Because of the coils, these hoses tend not to stretch out to the full length. For example, a 25-foot hose may only extend 15 to 20 feet so take that into consideration when buying one.
And storage may be a bit tricky; coiled hoses can’t be stored on a hose reel, and can quickly tangle if placed in a very large pot or storage bin. There are wall-mounted and stand-up hangers made for coiled hose storage but I’ve found that the coils get caught on the hanger.
Coiled hoses are best for hand watering and use in smaller areas, like a patio or balcony, where the hose is often stored out of the way.
Drinking-Water Safe Hose
If you or your pets are going to be drinking from the hose or if you’re using it to fill a pool that will be used by kids, confirm that your garden hose doesn’t leach harmful chemicals.
Most garden hoses are made with materials like plasticizers that give the hose flexibility but also contain chemicals, like BPA, lead, and phthalates that find their way into the water in the hose. While these chemicals don’t harm your plants, they are toxic to humans.

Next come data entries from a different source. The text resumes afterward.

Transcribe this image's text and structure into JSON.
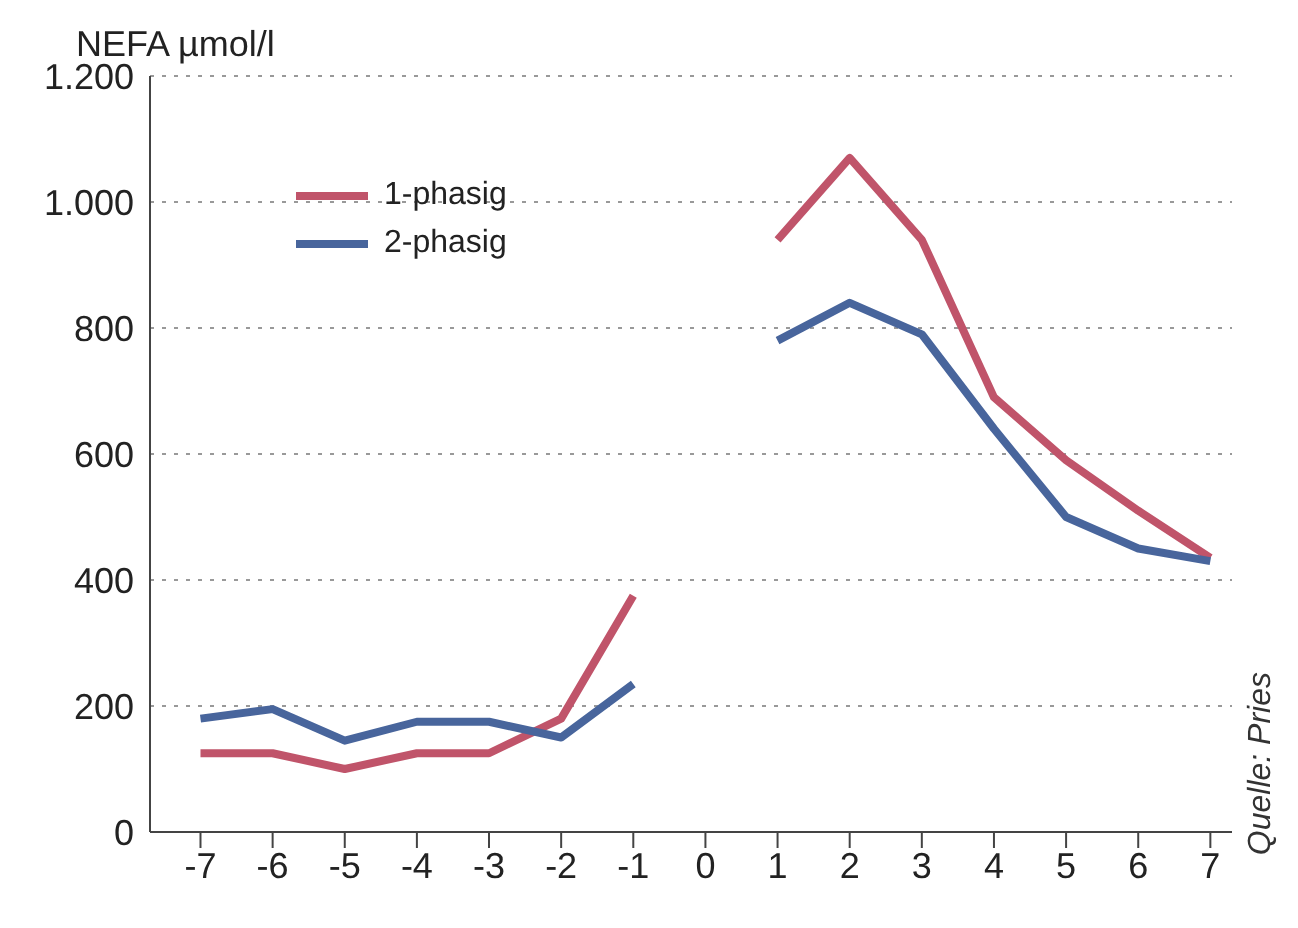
{
  "chart_data": {
    "type": "line",
    "ylabel": "NEFA µmol/l",
    "x": [
      -7,
      -6,
      -5,
      -4,
      -3,
      -2,
      -1,
      0,
      1,
      2,
      3,
      4,
      5,
      6,
      7
    ],
    "series": [
      {
        "name": "1-phasig",
        "color": "#c0546a",
        "values": [
          125,
          125,
          100,
          125,
          125,
          180,
          375,
          null,
          940,
          1070,
          940,
          690,
          590,
          510,
          435
        ]
      },
      {
        "name": "2-phasig",
        "color": "#48659c",
        "values": [
          180,
          195,
          145,
          175,
          175,
          150,
          235,
          null,
          780,
          840,
          790,
          640,
          500,
          450,
          430
        ]
      }
    ],
    "xlim": [
      -7.7,
      7.3
    ],
    "xticks": [
      -7,
      -6,
      -5,
      -4,
      -3,
      -2,
      -1,
      0,
      1,
      2,
      3,
      4,
      5,
      6,
      7
    ],
    "ylim": [
      0,
      1200
    ],
    "yticks": [
      0,
      200,
      400,
      600,
      800,
      {
        "value": 1000,
        "label": "1.000"
      },
      {
        "value": 1200,
        "label": "1.200"
      }
    ],
    "grid": "y",
    "legend": "top left",
    "marker": "none",
    "line_style": "solid",
    "annotations": [
      "Quelle: Pries"
    ]
  }
}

Look for hoses labeled “drinking water safe” or at least “lead-free” – you’ll often find them sold for recreational use, such as for use in boats and RVs These hoses are created with non-toxic, FDA-approved inner cores that don’t leach harmful chemicals.

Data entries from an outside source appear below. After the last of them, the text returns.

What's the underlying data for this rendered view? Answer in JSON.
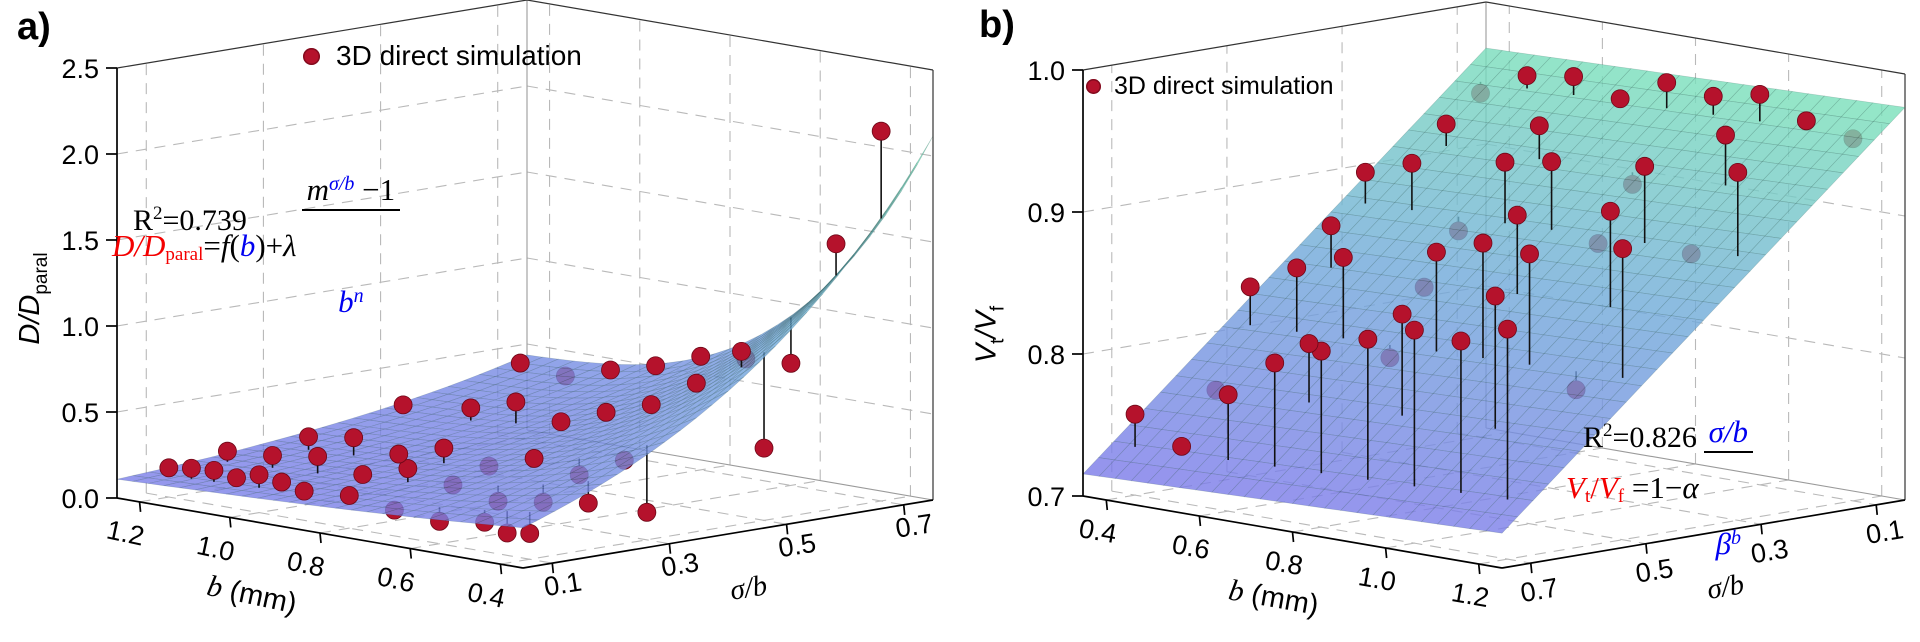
{
  "panels": {
    "a": {
      "letter": "a)",
      "legend": "3D direct simulation",
      "r2": {
        "base": "R",
        "sup": "2",
        "rest": "=0.739"
      },
      "ztitle": "D/D",
      "ztitle_sub": "paral",
      "ztitle2": "",
      "ztitle2_sub": "",
      "eq": {
        "lhs": "D/D",
        "lhs_sub": "paral",
        "eq1": "=",
        "f": "f",
        "p1": "(",
        "b": "b",
        "p2": ")+",
        "lambda": "λ",
        "num_m": "m",
        "num_sup": "σ/b",
        "num_tail": " −1",
        "den_b": "b",
        "den_sup": "n"
      }
    },
    "b": {
      "letter": "b)",
      "legend": "3D direct simulation",
      "r2": {
        "base": "R",
        "sup": "2",
        "rest": "=0.826"
      },
      "ztitle": "V",
      "ztitle_sub": "t",
      "ztitle2": "/V",
      "ztitle2_sub": "f",
      "eq": {
        "lhs1": "V",
        "sub1": "t",
        "sl": "/",
        "lhs2": "V",
        "sub2": "f",
        "mid": " =1−",
        "alpha": "α",
        "num": "σ/b",
        "den": "β",
        "den_sup": "b"
      }
    }
  },
  "colors": {
    "point": "#b5122c",
    "point_edge": "#6e0818",
    "surface_low": "#7b79ea",
    "surface_mid": "#6fa9d9",
    "surface_high": "#7ae6b6",
    "grid": "#b9b9b9",
    "pane_edge": "#9a9a9a",
    "axis": "#000000"
  },
  "chart_data": [
    {
      "type": "scatter",
      "subtype": "3d-scatter-with-fitted-surface",
      "panel": "a",
      "legend": [
        "3D direct simulation"
      ],
      "legend_position": "top-center",
      "grid": true,
      "xlabel_main": "b",
      "xlabel_rest": " (mm)",
      "ylabel": "σ/b",
      "zlabel": "D/D_paral",
      "x_range": [
        1.25,
        0.35
      ],
      "x_reversed": true,
      "y_range": [
        0.05,
        0.75
      ],
      "z_range": [
        0.0,
        2.5
      ],
      "x_ticks": [
        1.2,
        1.0,
        0.8,
        0.6,
        0.4
      ],
      "x_tick_labels": [
        "1.2",
        "1.0",
        "0.8",
        "0.6",
        "0.4"
      ],
      "y_ticks": [
        0.1,
        0.3,
        0.5,
        0.7
      ],
      "y_tick_labels": [
        "0.1",
        "0.3",
        "0.5",
        "0.7"
      ],
      "z_ticks": [
        0.0,
        0.5,
        1.0,
        1.5,
        2.0,
        2.5
      ],
      "z_tick_labels": [
        "0.0",
        "0.5",
        "1.0",
        "1.5",
        "2.0",
        "2.5"
      ],
      "fit_equation": "D/D_paral = f(b) + λ(m^(σ/b) − 1)/b^n",
      "r_squared": 0.739,
      "surface_model": {
        "form": "exp",
        "a0": 0.1,
        "a1": 0.09,
        "c0": 0.08,
        "c1": 0.38,
        "k": 2.2
      },
      "color_scale": {
        "zmin": 0.0,
        "zmax": 2.12
      },
      "points": [
        [
          1.2,
          0.1,
          0.17
        ],
        [
          1.15,
          0.1,
          0.19
        ],
        [
          1.1,
          0.1,
          0.2
        ],
        [
          1.05,
          0.1,
          0.18
        ],
        [
          1.0,
          0.1,
          0.22
        ],
        [
          0.95,
          0.1,
          0.2
        ],
        [
          0.9,
          0.1,
          0.17
        ],
        [
          0.8,
          0.1,
          0.19
        ],
        [
          0.7,
          0.1,
          0.15
        ],
        [
          0.6,
          0.1,
          0.13
        ],
        [
          0.5,
          0.1,
          0.17
        ],
        [
          0.45,
          0.1,
          0.13
        ],
        [
          0.4,
          0.1,
          0.15
        ],
        [
          1.2,
          0.2,
          0.21
        ],
        [
          1.1,
          0.2,
          0.23
        ],
        [
          1.0,
          0.2,
          0.27
        ],
        [
          0.9,
          0.2,
          0.21
        ],
        [
          0.8,
          0.2,
          0.29
        ],
        [
          0.7,
          0.2,
          0.24
        ],
        [
          0.6,
          0.2,
          0.19
        ],
        [
          0.5,
          0.2,
          0.23
        ],
        [
          0.4,
          0.2,
          0.27
        ],
        [
          1.15,
          0.3,
          0.26
        ],
        [
          1.05,
          0.3,
          0.3
        ],
        [
          0.95,
          0.3,
          0.25
        ],
        [
          0.85,
          0.3,
          0.33
        ],
        [
          0.75,
          0.3,
          0.27
        ],
        [
          0.65,
          0.3,
          0.36
        ],
        [
          0.55,
          0.3,
          0.31
        ],
        [
          0.45,
          0.3,
          0.44
        ],
        [
          0.4,
          0.3,
          0.16
        ],
        [
          1.2,
          0.5,
          0.31
        ],
        [
          1.05,
          0.5,
          0.36
        ],
        [
          0.95,
          0.5,
          0.44
        ],
        [
          0.85,
          0.5,
          0.37
        ],
        [
          0.75,
          0.5,
          0.47
        ],
        [
          0.65,
          0.5,
          0.56
        ],
        [
          0.55,
          0.5,
          0.73
        ],
        [
          0.45,
          0.5,
          0.96
        ],
        [
          0.4,
          0.5,
          0.42
        ],
        [
          1.2,
          0.7,
          0.44
        ],
        [
          1.1,
          0.7,
          0.41
        ],
        [
          1.0,
          0.7,
          0.49
        ],
        [
          0.9,
          0.7,
          0.56
        ],
        [
          0.8,
          0.7,
          0.66
        ],
        [
          0.7,
          0.7,
          0.69
        ],
        [
          0.6,
          0.7,
          0.71
        ],
        [
          0.5,
          0.7,
          1.45
        ],
        [
          0.4,
          0.7,
          2.15
        ]
      ],
      "view": {
        "o": [
          117,
          498
        ],
        "ex": [
          406,
          70
        ],
        "ey": [
          410,
          -68
        ],
        "ez": [
          0,
          -430
        ],
        "b": [
          1.25,
          0.35
        ],
        "s": [
          0.05,
          0.75
        ],
        "z": [
          0.0,
          2.5
        ]
      }
    },
    {
      "type": "scatter",
      "subtype": "3d-scatter-with-fitted-surface",
      "panel": "b",
      "legend": [
        "3D direct simulation"
      ],
      "legend_position": "top-left",
      "grid": true,
      "xlabel_main": "b",
      "xlabel_rest": " (mm)",
      "ylabel": "σ/b",
      "zlabel": "V_t/V_f",
      "x_range": [
        0.35,
        1.25
      ],
      "y_range": [
        0.75,
        0.05
      ],
      "y_reversed": true,
      "z_range": [
        0.7,
        1.0
      ],
      "x_ticks": [
        0.4,
        0.6,
        0.8,
        1.0,
        1.2
      ],
      "x_tick_labels": [
        "0.4",
        "0.6",
        "0.8",
        "1.0",
        "1.2"
      ],
      "y_ticks": [
        0.7,
        0.5,
        0.3,
        0.1
      ],
      "y_tick_labels": [
        "0.7",
        "0.5",
        "0.3",
        "0.1"
      ],
      "z_ticks": [
        0.7,
        0.8,
        0.9,
        1.0
      ],
      "z_tick_labels": [
        "0.7",
        "0.8",
        "0.9",
        "1.0"
      ],
      "fit_equation": "V_t/V_f = 1 − α(σ/b)/β^b",
      "r_squared": 0.826,
      "surface_model": {
        "form": "plane",
        "i": 0.99,
        "cs": -0.36,
        "cb": 0.01,
        "bref": 0.8
      },
      "color_scale": {
        "zmin": 0.715,
        "zmax": 0.985
      },
      "points": [
        [
          0.4,
          0.7,
          0.757
        ],
        [
          0.5,
          0.7,
          0.74
        ],
        [
          0.6,
          0.7,
          0.782
        ],
        [
          0.7,
          0.7,
          0.81
        ],
        [
          0.8,
          0.7,
          0.824
        ],
        [
          0.9,
          0.7,
          0.838
        ],
        [
          1.0,
          0.7,
          0.85
        ],
        [
          1.1,
          0.7,
          0.848
        ],
        [
          1.2,
          0.7,
          0.862
        ],
        [
          0.45,
          0.6,
          0.77
        ],
        [
          0.65,
          0.6,
          0.814
        ],
        [
          0.85,
          0.6,
          0.846
        ],
        [
          1.05,
          0.6,
          0.87
        ],
        [
          0.4,
          0.5,
          0.833
        ],
        [
          0.5,
          0.5,
          0.852
        ],
        [
          0.6,
          0.5,
          0.865
        ],
        [
          0.7,
          0.5,
          0.8
        ],
        [
          0.8,
          0.5,
          0.88
        ],
        [
          0.9,
          0.5,
          0.892
        ],
        [
          1.0,
          0.5,
          0.89
        ],
        [
          1.1,
          0.5,
          0.8
        ],
        [
          1.2,
          0.5,
          0.905
        ],
        [
          0.45,
          0.4,
          0.872
        ],
        [
          0.65,
          0.4,
          0.84
        ],
        [
          0.85,
          0.4,
          0.902
        ],
        [
          1.05,
          0.4,
          0.916
        ],
        [
          0.4,
          0.3,
          0.9
        ],
        [
          0.5,
          0.3,
          0.912
        ],
        [
          0.6,
          0.3,
          0.87
        ],
        [
          0.7,
          0.3,
          0.924
        ],
        [
          0.8,
          0.3,
          0.93
        ],
        [
          0.9,
          0.3,
          0.878
        ],
        [
          1.0,
          0.3,
          0.938
        ],
        [
          1.1,
          0.3,
          0.882
        ],
        [
          1.2,
          0.3,
          0.945
        ],
        [
          0.45,
          0.2,
          0.93
        ],
        [
          0.65,
          0.2,
          0.94
        ],
        [
          0.85,
          0.2,
          0.91
        ],
        [
          1.05,
          0.2,
          0.956
        ],
        [
          0.4,
          0.1,
          0.942
        ],
        [
          0.5,
          0.1,
          0.96
        ],
        [
          0.6,
          0.1,
          0.965
        ],
        [
          0.7,
          0.1,
          0.955
        ],
        [
          0.8,
          0.1,
          0.972
        ],
        [
          0.9,
          0.1,
          0.968
        ],
        [
          1.0,
          0.1,
          0.975
        ],
        [
          1.1,
          0.1,
          0.962
        ],
        [
          1.2,
          0.1,
          0.955
        ]
      ],
      "view": {
        "o": [
          1083,
          496
        ],
        "ex": [
          419,
          72
        ],
        "ey": [
          403,
          -68
        ],
        "ez": [
          0,
          -426
        ],
        "b": [
          0.35,
          1.25
        ],
        "s": [
          0.75,
          0.05
        ],
        "z": [
          0.7,
          1.0
        ]
      }
    }
  ]
}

And let the water run through the hose until it’s cold before watering your vegetables or other edibles (chemicals leach from the hose and concentrate in the water as it heats up inside a hose that’s been left in the sun).

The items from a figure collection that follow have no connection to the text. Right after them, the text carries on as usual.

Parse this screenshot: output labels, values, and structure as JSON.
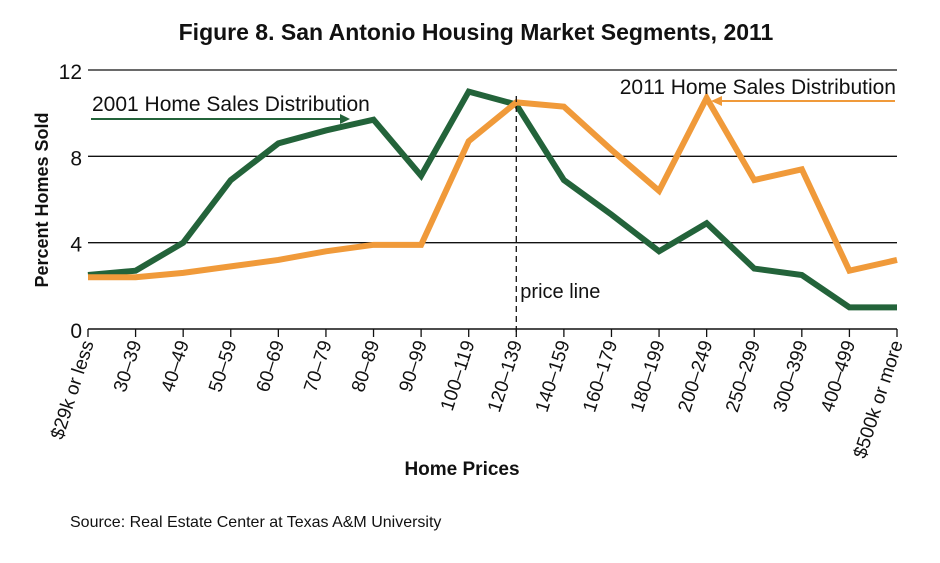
{
  "chart_data": {
    "type": "line",
    "title": "Figure 8. San Antonio Housing Market Segments, 2011",
    "xlabel": "Home Prices",
    "ylabel": "Percent Homes Sold",
    "ylim": [
      0,
      12
    ],
    "yticks": [
      0,
      4,
      8,
      12
    ],
    "grid": true,
    "categories": [
      "$29k or less",
      "30–39",
      "40–49",
      "50–59",
      "60–69",
      "70–79",
      "80–89",
      "90–99",
      "100–119",
      "120–139",
      "140–159",
      "160–179",
      "180–199",
      "200–249",
      "250–299",
      "300–399",
      "400–499",
      "$500k or more"
    ],
    "series": [
      {
        "name": "2001 Home Sales Distribution",
        "color": "#23633a",
        "values": [
          2.5,
          2.7,
          4.0,
          6.9,
          8.6,
          9.2,
          9.7,
          7.1,
          11.0,
          10.4,
          6.9,
          5.3,
          3.6,
          4.9,
          2.8,
          2.5,
          1.0,
          1.0
        ]
      },
      {
        "name": "2011 Home Sales Distribution",
        "color": "#f09a3a",
        "values": [
          2.4,
          2.4,
          2.6,
          2.9,
          3.2,
          3.6,
          3.9,
          3.9,
          8.7,
          10.5,
          10.3,
          8.3,
          6.4,
          10.7,
          6.9,
          7.4,
          2.7,
          3.2
        ]
      }
    ],
    "annotations": {
      "price_line_label": "price line",
      "price_line_category": "120–139"
    },
    "source": "Source: Real Estate Center at Texas A&M University"
  }
}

Flat garden hoses are almost like a fireman’s hose; they’re round once filled with water, however, flatten down when empty. They’re typically light-weight, easy to roll up (they’re self-draining) and take less space for storing than a standard hose, however, it may be tough to store without a hose reel.
Some flat hoses are sold with a hose reel but for ones that aren’t, make sure they’re going to fit together with your existing reel (or the one you’re considering buying).
flat hoses are very flexible (so that they’ll flatten out), they’re usually made from vinyl, puncture, and kink additional simply and have a lower burst pressure, They, in addition, don’t work okay once pulled around corners. Plus, you’ve got to unroll the entire hose before turning on the water.
Flat garden hoses are best to use once storage space is can be a problem, therefore the hose will be used in a straight line over a surface without several snags.
In general, these don’t seem to be the most effective choice for frequent use within the garden and there are none that we have a tendency to recommend for that purpose.